Dans un premier temps revenons rapidement sur le traumatisme psychologique. Il survient là où on ne l’attend pas, il pénètre et effracte le pare-excitation, déstructurant la psyché, investie par l’image réelle de la mort, qui lui inflige une blessure indélébile, C’est l’effroi, voir sa propre mort ou celle de ses camarades. Les capacités cognitives et existentielles du sujet sont alors saturées, il y a un blanc de la pensée, qui se trouve dans l’incapacité de réagir. Les liens interindividuels sont déstructurés, qui font du traumatisé un être stigmatisé, rejeté hors de la communauté humaine. Cette déstructuration entraîne une désorganisation de l’équilibre de fonctionnement du système et le dépassement des mécanismes d’adaptation usuels.
Cependant, à côté de la voie du traumatisme, des travaux récents, conduits par un des membres de l’IRC – le docteur Michel Grappe –, montrent qu’il peut exister, autour du traumatisme une voie positive, pour l’individu, qui pourrait être d’une importance capitale pour la suite en développant des « gestes de Résilience ».

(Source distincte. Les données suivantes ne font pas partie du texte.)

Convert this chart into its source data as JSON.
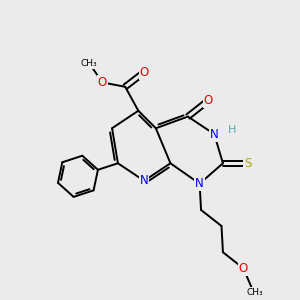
{
  "background_color": "#ebebeb",
  "atom_colors": {
    "C": "#000000",
    "N": "#0000ee",
    "O": "#ee0000",
    "S": "#aaaa00",
    "H": "#5fa8a8"
  },
  "bond_lw": 1.4,
  "dbo": 0.09,
  "figsize": [
    3.0,
    3.0
  ],
  "dpi": 100
}
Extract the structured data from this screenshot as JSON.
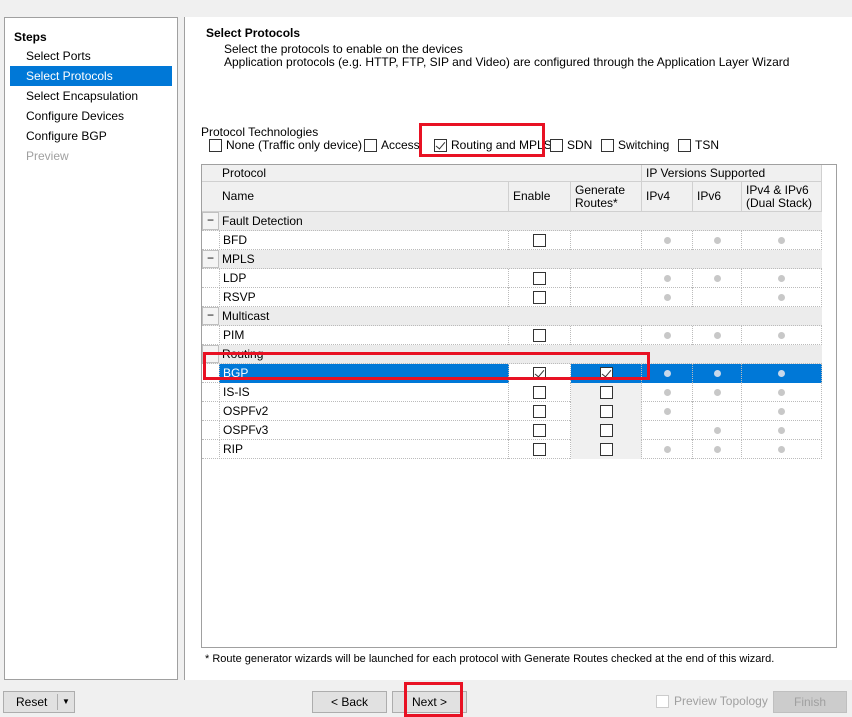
{
  "steps": {
    "title": "Steps",
    "items": [
      {
        "label": "Select Ports",
        "state": "normal"
      },
      {
        "label": "Select Protocols",
        "state": "selected"
      },
      {
        "label": "Select Encapsulation",
        "state": "normal"
      },
      {
        "label": "Configure Devices",
        "state": "normal"
      },
      {
        "label": "Configure BGP",
        "state": "normal"
      },
      {
        "label": "Preview",
        "state": "disabled"
      }
    ]
  },
  "header": {
    "title": "Select Protocols",
    "line1": "Select the protocols to enable on the devices",
    "line2": "Application protocols (e.g. HTTP, FTP, SIP and Video) are configured through the Application Layer Wizard"
  },
  "technologies": {
    "legend": "Protocol Technologies",
    "options": [
      {
        "label": "None (Traffic only device)",
        "checked": false
      },
      {
        "label": "Access",
        "checked": false
      },
      {
        "label": "Routing and MPLS",
        "checked": true
      },
      {
        "label": "SDN",
        "checked": false
      },
      {
        "label": "Switching",
        "checked": false
      },
      {
        "label": "TSN",
        "checked": false
      }
    ]
  },
  "grid": {
    "headers": {
      "protocol": "Protocol",
      "ip_versions": "IP Versions Supported",
      "name": "Name",
      "enable": "Enable",
      "generate": "Generate Routes*",
      "ipv4": "IPv4",
      "ipv6": "IPv6",
      "dual": "IPv4 & IPv6 (Dual Stack)"
    },
    "rows": [
      {
        "group": "Fault Detection"
      },
      {
        "name": "BFD",
        "enable": false,
        "generate": null,
        "ipv4": true,
        "ipv6": true,
        "dual": true
      },
      {
        "group": "MPLS"
      },
      {
        "name": "LDP",
        "enable": false,
        "generate": null,
        "ipv4": true,
        "ipv6": true,
        "dual": true
      },
      {
        "name": "RSVP",
        "enable": false,
        "generate": null,
        "ipv4": true,
        "ipv6": false,
        "dual": true
      },
      {
        "group": "Multicast"
      },
      {
        "name": "PIM",
        "enable": false,
        "generate": null,
        "ipv4": true,
        "ipv6": true,
        "dual": true
      },
      {
        "group": "Routing"
      },
      {
        "name": "BGP",
        "enable": true,
        "generate": true,
        "ipv4": true,
        "ipv6": true,
        "dual": true,
        "selected": true
      },
      {
        "name": "IS-IS",
        "enable": false,
        "generate": false,
        "ipv4": true,
        "ipv6": true,
        "dual": true
      },
      {
        "name": "OSPFv2",
        "enable": false,
        "generate": false,
        "ipv4": true,
        "ipv6": false,
        "dual": true
      },
      {
        "name": "OSPFv3",
        "enable": false,
        "generate": false,
        "ipv4": false,
        "ipv6": true,
        "dual": true
      },
      {
        "name": "RIP",
        "enable": false,
        "generate": false,
        "ipv4": true,
        "ipv6": true,
        "dual": true
      }
    ]
  },
  "note": "* Route generator wizards will be launched for each protocol with Generate Routes checked at the end of this wizard.",
  "footer": {
    "reset": "Reset",
    "back": "< Back",
    "next": "Next >",
    "preview_topology": "Preview Topology",
    "finish": "Finish"
  },
  "colors": {
    "selection": "#0078d7",
    "highlight": "#e81123"
  }
}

La résilience est définie par l’IRC comme la capacité d’une entité – individu ou groupe humain – à se fixer – reconstituer – une nouvelle finalité, ainsi que les moyens adaptés à sa réalisation, après qu’un événement, naturel ou provoqué directement ou indirectement par les hommes, n’ait remis en question sa raison d’être, en vue de procurer un avantage stratégique. Les moyens sont les outils cognitifs et affectifs mobilisés par l’entité.
Explicitons ici les fondamentaux de la « résilience ». Elle nécessite :
• Un organisateur puissant : la volonté de combattre, de gagner sur l’adversaire, sur l’ennemi, de protéger les siens – la fraternité d’armes.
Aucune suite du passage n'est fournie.